J G Blaivas, A Groutz
Neurourology and Urodynamics 2000, 19 (5): 553-64
The aim of our study was to construct a bladder outlet obstruction nomogram for women with lower urinary tract symptoms. A urodynamic database of 600 consecutive women was reviewed. Bladder outlet obstruction, utilizing strict diagnostic criteria, was diagnosed in 50 (8.3%) patients. A comparison of patient characteristics, uroflowmetry, and detrusor pressure-uroflow studies was carried out between the obstructed patients (mean age, 64.4 +/- 17.6 years) and 50 age-matched unobstructed controls (mean age, 64.8 +/- 10.7 years). Maximum flow rates were significantly higher in free uroflow studies (free Qmax) than in pressure-flow studies (Qmax), in both obstructed (9.3 +/- 3.7 versus 5.7 +/- 3.6 mL/s, respectively. P = 2. 6 10(-6)) and unobstructed (25.6 +/- 11.2 versus 11.8 +/- 5.9 mL/s, respectively. P = 8.7 10(-12)) patients. Comparison of detrusor pressure at maximum flow (pdet.Qmax) and maximum detrusor pressure during voiding (pdet.max) values did not reveal significant differences, in both obstructed (39.3 +/- 18.4 versus 49.7 +/- 25.5 cm H(2)O, respectively) and unobstructed (16.5 +/- 8.4 versus 20.6 +/- 9.2 cm H(2)O, respectively) patients. Further statistical analysis was carried out to construct bladder outlet obstruction nomogram. The nomogram classifies any pair of values of free Qmax and pdet.max into one of the following four zones: no obstruction, mild obstruction, moderate obstruction, and severe obstruction. Of the 50 obstructed women, 34 (68%) were classified by the nomogram as mildly, 12 (24%) as moderately, and 4 (8%) as severely obstructed.
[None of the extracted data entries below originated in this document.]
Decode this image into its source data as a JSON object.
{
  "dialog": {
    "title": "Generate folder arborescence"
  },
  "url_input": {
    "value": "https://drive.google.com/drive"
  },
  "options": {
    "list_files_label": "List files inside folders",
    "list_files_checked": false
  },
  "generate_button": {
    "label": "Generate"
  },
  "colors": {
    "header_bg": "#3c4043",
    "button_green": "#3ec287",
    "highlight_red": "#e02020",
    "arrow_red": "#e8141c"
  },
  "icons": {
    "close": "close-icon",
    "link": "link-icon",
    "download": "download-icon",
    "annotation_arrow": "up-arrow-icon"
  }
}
A positive correlation was found between subjective severity of the symptoms (assessed by the AUA Symptom Index score) and the four nomogram zones. In conclusion, the nomogram makes it possible to differentiate between obstructed and unobstructed women and between various degrees of obstruction. We believe the nomogram may also serve as an instrument to assess treatment outcomes.